James woke up with a killer hangover after attending the firm’s low key Christmas Party.  There was not much to celebrate this year, but plenty to drink about…

He didn’t even remember how he got home. It’s 8.30. “What day is it? Sunday.” His wife must have gone Christmas shopping.

As he struggled into consciousness through the fog of a pounding headache, his stomach plummeted and he wondered what the hell he did last night.

He forced himself to open his eyes, and the first thing he saw was a couple of aspirins next to a glass of water on the minimalist bedside table. And, next to them, a little vase of fresias, freshly purchased from Alleyn Park Garden Centre.

He sat up. The bedroom was clean and tidy – there was no trail of drunkenly abandoned clothes, fresh air was coming in through the window and all was serene. He stumbled to the en-suite bathroom, also pristine, and, squinting gingerly into the mirror, saw that he had a black eye. This was not a good sign, but no memories were returning.

OHMYGOD!

As he concentrated hard on getting the world into focus, he noticed a yellow post-it note stuck on the corner of the mirror. It was written in red, with little hearts on it and a kiss from his wife.

“I shall ring your office and tell them you won’t be in today.
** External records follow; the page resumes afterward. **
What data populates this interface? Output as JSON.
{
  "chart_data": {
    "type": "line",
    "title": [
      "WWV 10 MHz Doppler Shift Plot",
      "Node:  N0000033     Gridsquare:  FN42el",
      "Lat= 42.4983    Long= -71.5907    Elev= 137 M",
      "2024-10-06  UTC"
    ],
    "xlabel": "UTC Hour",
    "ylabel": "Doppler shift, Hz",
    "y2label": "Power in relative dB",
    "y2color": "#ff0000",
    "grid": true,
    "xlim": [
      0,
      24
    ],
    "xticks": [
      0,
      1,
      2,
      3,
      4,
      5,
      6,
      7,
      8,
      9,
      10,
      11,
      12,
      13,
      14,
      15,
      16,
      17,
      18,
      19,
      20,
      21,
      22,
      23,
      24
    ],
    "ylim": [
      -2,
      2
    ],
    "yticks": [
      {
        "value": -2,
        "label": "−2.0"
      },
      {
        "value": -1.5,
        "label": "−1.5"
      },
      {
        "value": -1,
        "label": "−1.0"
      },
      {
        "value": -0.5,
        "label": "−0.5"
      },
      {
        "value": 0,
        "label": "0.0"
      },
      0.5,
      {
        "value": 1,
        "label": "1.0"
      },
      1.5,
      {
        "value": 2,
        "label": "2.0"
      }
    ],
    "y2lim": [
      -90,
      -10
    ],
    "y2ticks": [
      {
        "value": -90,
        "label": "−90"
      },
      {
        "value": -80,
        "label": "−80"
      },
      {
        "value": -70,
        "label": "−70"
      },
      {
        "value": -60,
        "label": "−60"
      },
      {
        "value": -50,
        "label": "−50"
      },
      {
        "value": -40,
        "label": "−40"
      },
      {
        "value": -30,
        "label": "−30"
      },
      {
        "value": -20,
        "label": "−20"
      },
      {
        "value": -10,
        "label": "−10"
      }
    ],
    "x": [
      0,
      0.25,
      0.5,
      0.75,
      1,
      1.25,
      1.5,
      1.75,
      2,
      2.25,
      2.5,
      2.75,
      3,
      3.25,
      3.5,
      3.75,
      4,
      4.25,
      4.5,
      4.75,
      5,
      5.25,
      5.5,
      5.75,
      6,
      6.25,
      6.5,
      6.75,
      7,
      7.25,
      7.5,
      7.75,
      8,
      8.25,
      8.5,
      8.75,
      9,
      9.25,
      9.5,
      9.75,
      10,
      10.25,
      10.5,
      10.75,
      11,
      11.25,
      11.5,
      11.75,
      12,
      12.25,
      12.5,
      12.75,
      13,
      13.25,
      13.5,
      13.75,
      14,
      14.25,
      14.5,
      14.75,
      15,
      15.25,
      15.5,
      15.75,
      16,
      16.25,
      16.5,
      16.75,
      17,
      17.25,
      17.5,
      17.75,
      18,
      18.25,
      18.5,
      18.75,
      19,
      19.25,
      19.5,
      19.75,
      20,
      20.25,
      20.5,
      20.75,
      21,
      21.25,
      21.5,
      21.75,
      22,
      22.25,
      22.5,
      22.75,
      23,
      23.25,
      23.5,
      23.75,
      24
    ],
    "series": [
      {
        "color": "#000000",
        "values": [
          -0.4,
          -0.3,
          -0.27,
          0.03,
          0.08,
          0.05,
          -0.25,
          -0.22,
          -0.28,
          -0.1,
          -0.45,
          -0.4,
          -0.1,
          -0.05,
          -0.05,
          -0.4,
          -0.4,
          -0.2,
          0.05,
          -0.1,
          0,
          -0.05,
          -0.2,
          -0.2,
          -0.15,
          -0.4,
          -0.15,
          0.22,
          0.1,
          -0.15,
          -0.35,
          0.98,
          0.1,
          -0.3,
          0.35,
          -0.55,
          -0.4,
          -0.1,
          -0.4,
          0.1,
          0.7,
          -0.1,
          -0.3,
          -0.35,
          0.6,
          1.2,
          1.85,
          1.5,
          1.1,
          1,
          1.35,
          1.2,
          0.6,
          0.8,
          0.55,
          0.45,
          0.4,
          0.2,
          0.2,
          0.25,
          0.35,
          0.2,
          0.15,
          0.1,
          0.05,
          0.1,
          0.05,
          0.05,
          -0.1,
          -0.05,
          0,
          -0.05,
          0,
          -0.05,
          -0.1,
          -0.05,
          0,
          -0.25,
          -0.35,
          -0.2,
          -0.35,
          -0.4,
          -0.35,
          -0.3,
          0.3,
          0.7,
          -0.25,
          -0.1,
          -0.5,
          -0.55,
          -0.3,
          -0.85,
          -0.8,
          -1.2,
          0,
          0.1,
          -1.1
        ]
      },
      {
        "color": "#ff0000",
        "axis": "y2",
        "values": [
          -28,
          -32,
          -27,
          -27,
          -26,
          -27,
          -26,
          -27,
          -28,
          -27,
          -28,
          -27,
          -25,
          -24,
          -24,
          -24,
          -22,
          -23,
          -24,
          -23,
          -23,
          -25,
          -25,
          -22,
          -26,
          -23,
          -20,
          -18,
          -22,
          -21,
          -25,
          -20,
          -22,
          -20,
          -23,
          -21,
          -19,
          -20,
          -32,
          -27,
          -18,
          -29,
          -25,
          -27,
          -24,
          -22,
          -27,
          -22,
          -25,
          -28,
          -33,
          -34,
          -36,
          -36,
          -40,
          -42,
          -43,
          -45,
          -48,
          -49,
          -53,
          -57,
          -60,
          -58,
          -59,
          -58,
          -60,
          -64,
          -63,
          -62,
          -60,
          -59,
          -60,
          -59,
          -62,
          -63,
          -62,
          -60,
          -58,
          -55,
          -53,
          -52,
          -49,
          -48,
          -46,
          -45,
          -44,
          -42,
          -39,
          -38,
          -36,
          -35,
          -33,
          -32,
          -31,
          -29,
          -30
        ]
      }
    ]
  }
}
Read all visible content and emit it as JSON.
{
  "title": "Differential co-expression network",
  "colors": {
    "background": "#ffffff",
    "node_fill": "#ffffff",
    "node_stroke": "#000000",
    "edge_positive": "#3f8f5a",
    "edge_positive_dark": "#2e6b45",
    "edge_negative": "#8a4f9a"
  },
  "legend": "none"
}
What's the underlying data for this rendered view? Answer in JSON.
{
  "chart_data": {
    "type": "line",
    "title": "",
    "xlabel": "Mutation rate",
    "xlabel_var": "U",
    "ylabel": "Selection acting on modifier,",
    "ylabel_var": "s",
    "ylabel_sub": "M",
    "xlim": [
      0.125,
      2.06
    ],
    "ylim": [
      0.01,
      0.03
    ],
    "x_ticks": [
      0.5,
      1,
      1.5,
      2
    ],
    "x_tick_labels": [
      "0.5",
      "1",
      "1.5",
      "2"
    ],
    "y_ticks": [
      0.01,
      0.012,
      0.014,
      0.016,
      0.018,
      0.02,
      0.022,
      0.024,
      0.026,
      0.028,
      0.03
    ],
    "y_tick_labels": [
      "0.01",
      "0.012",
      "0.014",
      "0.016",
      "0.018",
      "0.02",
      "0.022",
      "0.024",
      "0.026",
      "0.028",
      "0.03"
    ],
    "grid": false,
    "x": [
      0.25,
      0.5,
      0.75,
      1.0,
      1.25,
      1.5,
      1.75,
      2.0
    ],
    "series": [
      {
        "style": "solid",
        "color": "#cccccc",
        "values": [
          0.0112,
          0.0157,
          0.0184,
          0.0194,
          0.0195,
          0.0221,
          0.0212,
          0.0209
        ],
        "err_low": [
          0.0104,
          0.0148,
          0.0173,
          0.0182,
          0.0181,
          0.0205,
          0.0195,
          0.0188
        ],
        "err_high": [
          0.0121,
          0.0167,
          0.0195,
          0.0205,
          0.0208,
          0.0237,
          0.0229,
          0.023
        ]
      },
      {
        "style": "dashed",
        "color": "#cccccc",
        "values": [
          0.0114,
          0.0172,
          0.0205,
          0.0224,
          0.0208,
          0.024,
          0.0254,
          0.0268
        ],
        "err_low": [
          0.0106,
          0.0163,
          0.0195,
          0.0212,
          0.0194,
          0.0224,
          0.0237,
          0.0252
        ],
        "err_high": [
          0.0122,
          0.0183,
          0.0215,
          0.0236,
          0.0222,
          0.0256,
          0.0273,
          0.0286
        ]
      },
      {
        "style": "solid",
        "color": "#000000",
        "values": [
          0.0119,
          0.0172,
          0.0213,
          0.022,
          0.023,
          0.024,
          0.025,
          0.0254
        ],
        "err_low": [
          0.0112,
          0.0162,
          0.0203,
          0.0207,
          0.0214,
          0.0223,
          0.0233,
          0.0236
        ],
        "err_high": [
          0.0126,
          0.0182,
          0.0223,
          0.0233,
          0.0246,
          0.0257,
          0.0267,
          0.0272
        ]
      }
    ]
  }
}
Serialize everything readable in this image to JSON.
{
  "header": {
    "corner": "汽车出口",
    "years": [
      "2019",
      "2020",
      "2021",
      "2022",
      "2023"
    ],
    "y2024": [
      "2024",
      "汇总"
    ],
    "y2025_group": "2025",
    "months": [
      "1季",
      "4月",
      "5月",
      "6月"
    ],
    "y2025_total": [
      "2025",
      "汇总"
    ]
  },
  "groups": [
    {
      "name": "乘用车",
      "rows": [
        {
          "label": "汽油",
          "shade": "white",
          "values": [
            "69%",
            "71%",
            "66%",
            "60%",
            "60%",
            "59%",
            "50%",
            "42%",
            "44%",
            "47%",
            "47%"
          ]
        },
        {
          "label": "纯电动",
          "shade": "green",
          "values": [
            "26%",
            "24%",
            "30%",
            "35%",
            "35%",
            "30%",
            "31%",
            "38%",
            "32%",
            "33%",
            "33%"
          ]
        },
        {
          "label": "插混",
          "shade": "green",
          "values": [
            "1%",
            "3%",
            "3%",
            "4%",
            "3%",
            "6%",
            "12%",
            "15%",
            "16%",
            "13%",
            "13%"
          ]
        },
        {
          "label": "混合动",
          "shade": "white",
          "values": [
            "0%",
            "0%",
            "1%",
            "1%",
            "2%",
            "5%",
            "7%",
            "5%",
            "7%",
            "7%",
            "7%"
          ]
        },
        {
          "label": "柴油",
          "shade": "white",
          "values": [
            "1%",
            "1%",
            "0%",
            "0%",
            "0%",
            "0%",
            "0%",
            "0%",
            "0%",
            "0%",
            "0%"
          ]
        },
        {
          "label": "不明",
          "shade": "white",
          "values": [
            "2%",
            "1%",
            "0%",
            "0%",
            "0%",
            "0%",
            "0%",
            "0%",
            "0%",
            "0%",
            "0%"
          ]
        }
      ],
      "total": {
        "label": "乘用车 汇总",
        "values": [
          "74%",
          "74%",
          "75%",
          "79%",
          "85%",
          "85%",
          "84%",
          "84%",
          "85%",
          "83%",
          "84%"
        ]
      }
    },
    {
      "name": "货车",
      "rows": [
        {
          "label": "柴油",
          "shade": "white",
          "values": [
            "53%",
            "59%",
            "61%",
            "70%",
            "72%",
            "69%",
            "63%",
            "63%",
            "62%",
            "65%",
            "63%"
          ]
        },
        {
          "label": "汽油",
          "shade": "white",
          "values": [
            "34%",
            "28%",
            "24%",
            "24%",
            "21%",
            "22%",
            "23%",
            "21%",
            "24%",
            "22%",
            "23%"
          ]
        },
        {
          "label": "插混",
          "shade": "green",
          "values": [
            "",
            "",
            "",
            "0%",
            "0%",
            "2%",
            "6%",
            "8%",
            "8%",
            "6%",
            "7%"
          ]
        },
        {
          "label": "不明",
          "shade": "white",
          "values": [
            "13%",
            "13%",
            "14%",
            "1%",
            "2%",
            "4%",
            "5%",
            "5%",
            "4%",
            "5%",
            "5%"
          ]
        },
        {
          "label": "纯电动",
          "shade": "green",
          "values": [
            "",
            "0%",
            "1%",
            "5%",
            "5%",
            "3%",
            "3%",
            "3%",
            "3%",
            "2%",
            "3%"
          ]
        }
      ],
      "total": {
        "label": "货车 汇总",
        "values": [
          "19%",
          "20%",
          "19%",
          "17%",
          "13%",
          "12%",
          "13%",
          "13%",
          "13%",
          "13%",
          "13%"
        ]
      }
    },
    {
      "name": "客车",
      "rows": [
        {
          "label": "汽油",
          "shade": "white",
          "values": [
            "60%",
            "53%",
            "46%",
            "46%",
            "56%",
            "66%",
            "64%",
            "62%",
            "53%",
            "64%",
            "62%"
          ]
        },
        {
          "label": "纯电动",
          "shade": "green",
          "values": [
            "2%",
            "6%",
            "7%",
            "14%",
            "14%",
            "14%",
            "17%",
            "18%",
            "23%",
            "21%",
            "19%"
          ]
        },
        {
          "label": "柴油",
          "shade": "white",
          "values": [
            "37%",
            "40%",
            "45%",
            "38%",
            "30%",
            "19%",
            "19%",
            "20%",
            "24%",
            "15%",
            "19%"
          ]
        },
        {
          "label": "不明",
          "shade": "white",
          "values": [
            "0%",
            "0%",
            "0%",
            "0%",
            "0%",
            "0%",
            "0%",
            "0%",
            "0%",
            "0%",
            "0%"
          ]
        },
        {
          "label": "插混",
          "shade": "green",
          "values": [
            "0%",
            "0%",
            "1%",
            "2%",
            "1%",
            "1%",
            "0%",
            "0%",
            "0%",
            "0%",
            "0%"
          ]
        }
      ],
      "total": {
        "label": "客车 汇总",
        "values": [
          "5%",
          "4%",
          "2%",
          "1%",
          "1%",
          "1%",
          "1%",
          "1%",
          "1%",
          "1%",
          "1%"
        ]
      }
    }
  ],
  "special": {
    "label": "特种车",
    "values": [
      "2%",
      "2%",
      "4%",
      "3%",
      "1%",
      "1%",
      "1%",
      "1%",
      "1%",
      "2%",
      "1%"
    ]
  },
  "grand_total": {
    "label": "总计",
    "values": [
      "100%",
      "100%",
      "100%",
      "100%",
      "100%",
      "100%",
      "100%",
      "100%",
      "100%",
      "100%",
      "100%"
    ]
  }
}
Croissants are warming in the oven. Try to eat something and go back to bed for the morning. There’s snooker on TV this afternoon. Take it easy today, hope your eye doesn’t hurt too much. See you tonight. I love you, darling!

Love,

Bea x “

He stumbled to the kitchen and sure enough, there was hot breakfast, steaming hot coffee and the newspaper. His tiny son was sitting at the table, eating.  The housekeeper was busy in the larder.

James, bracing himself, asked Albena what happened the previous night. “Well, you came home after 3 A.M., drunk and out of your mind. You fell over the coffee table and broke it, and then you puked in the hallway, and got that black eye when you ran into the door,” she barked as she poured him a cup of steaming coffee.

Confused, he asked the portly Bulgarian household serf, ‘So, why is everything in such perfect order, aspirins by the bed, a nice note from Mrs Parry-Jones and breakfast waiting for me?’

The bearded old lady replied: “OH THAT!… Mrs Parry-Jones dragged you to the bedroom, and when she tried to take your trousers off, you shouted:  “Leave me alone you slapper, I’m a married man!”

Broken Coffee Table £250
Hot Breakfast £3.50
Two Aspirins 20p
Saying the right thing,
at the right time……PRICELESS

 

(This piece was actually passed to me by a chum, it is not my work, but far too good to keep to myself!)